The trickle of relief started again. “I see,” Hargreaves said as he neared the gorse patch that had devoured his ball. “So, it’s not political. Let’s try and keep it that way, shall we?”
“Of course, Minister. The politicians on all sides are gearing up to make the most of it, but that’s only to be expected. Don’t worry, we’ll keep a lid on it.”
“Good man,” Hargreaves said. He hung up and returned the phone to his pocket as he kicked at the gorse. “Now, where’s that bastard ball?”
6
The whetstone glided along the guitar’s neck, skimming the frets. Fegan loved the sensation it sent through his hand, his wrist, on into his forearm and up to his shoulder: the feeling of oiled stone sliding on metal. As the boat-shaped block swept from one end of the fingerboard to the other, it ground away years of wear. Too much pressure would destroy the frets. Not enough would leave the finish uneven, and the guitar unplayable. It was a question of balance and patience.

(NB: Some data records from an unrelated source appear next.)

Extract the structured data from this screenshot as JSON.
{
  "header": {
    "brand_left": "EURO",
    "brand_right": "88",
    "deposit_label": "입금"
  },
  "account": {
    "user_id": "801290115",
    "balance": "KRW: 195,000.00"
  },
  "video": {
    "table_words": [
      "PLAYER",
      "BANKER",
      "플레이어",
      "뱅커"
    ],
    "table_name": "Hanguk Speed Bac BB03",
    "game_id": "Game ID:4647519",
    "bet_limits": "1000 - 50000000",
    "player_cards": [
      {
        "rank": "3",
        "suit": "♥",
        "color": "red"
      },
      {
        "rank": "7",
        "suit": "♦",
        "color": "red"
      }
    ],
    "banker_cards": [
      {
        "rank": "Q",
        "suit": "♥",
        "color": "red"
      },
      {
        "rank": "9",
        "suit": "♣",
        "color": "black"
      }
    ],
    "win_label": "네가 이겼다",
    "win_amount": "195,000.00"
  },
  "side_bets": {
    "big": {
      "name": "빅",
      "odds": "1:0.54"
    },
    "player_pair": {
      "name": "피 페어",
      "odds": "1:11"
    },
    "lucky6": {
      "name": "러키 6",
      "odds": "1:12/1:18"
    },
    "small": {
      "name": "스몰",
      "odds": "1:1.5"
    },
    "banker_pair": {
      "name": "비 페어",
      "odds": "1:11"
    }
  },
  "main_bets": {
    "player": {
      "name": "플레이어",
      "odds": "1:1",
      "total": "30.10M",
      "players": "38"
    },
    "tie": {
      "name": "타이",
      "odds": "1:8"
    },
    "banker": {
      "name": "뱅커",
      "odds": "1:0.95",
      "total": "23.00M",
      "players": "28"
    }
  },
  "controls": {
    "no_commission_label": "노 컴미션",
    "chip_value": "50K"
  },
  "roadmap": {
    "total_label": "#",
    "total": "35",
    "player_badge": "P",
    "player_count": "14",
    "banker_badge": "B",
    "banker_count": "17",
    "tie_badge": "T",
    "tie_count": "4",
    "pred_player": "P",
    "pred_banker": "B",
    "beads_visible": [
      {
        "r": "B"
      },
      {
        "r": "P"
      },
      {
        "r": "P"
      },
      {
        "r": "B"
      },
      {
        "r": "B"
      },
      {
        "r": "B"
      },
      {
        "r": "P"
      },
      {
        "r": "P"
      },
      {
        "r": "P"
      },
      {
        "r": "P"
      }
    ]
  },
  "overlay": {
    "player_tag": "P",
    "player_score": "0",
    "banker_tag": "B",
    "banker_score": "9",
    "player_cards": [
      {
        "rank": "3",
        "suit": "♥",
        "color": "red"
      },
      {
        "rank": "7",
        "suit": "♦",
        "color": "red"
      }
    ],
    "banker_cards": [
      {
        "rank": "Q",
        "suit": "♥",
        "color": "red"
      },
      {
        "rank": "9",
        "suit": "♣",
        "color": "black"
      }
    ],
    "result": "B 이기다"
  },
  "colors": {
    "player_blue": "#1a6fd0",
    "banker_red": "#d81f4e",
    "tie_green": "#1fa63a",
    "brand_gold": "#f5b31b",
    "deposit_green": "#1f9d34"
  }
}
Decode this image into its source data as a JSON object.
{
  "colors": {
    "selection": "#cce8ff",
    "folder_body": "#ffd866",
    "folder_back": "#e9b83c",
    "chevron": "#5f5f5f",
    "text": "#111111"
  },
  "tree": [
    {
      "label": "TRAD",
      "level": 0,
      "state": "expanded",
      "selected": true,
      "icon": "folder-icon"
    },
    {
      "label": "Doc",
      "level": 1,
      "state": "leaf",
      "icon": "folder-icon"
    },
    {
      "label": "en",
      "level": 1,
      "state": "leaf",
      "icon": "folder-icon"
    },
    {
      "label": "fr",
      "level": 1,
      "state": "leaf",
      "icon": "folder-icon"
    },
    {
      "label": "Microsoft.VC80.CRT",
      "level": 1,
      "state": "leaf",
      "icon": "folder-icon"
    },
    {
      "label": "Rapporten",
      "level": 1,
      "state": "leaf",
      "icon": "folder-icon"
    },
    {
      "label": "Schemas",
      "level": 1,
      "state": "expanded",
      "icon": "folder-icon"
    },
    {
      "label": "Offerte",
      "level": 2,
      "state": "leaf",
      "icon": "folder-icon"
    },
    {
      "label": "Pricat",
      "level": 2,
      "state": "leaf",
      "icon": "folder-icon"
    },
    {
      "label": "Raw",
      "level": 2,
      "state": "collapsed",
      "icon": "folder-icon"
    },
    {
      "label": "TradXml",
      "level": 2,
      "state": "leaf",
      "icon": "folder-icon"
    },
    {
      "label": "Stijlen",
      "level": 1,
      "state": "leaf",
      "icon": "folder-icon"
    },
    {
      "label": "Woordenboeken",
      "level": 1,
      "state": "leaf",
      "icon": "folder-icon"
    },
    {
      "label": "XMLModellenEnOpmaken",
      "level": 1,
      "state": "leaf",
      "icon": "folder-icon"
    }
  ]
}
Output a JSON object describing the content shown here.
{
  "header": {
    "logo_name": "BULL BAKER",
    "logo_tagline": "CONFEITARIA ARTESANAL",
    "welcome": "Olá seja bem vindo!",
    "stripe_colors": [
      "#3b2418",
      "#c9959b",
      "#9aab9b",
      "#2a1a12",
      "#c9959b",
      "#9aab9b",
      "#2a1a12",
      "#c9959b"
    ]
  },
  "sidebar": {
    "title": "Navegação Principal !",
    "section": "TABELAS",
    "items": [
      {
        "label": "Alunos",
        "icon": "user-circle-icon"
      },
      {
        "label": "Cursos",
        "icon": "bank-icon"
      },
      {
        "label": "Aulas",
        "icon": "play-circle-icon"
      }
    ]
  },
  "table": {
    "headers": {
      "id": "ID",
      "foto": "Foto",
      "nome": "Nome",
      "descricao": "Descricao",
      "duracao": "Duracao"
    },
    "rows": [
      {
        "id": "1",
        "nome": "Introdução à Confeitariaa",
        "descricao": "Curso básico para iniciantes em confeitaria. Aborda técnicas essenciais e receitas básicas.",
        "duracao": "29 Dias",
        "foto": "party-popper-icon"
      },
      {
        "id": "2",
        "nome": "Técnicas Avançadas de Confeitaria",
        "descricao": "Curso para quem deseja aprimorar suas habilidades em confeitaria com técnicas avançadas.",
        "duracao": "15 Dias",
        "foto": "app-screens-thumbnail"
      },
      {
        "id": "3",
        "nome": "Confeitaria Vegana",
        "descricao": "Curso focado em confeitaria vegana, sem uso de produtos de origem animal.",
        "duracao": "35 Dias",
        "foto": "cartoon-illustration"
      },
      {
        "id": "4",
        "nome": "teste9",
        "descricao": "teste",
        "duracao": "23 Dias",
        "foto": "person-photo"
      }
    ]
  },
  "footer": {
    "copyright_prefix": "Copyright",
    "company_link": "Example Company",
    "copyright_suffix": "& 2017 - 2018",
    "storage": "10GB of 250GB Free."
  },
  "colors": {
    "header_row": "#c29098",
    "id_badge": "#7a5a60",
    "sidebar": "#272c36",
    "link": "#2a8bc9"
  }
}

Ronnie Lennox had taught him that.
Fegan had spent hours in the Maze Prison’s workshop, watching the old man at his craft. Ronnie hated being penned up with the rest of the Loyalists, so the guards let him pass the time in his own corner of the woodwork room. The Republican prisoners tolerated his presence when they had the use of the place, thinking him harmless, and even let him teach them a thing or two. Fegan always paid close attention. Ronnie’s delicate hands bore a myriad of scars, decades of cuts and abrasions earned at the shipyard. He’d been a ship’s carpenter before he did the awful thing that sent him to prison. Like so many men who worked there, he had been left with the wheezy rattle of asbestosis in his chest.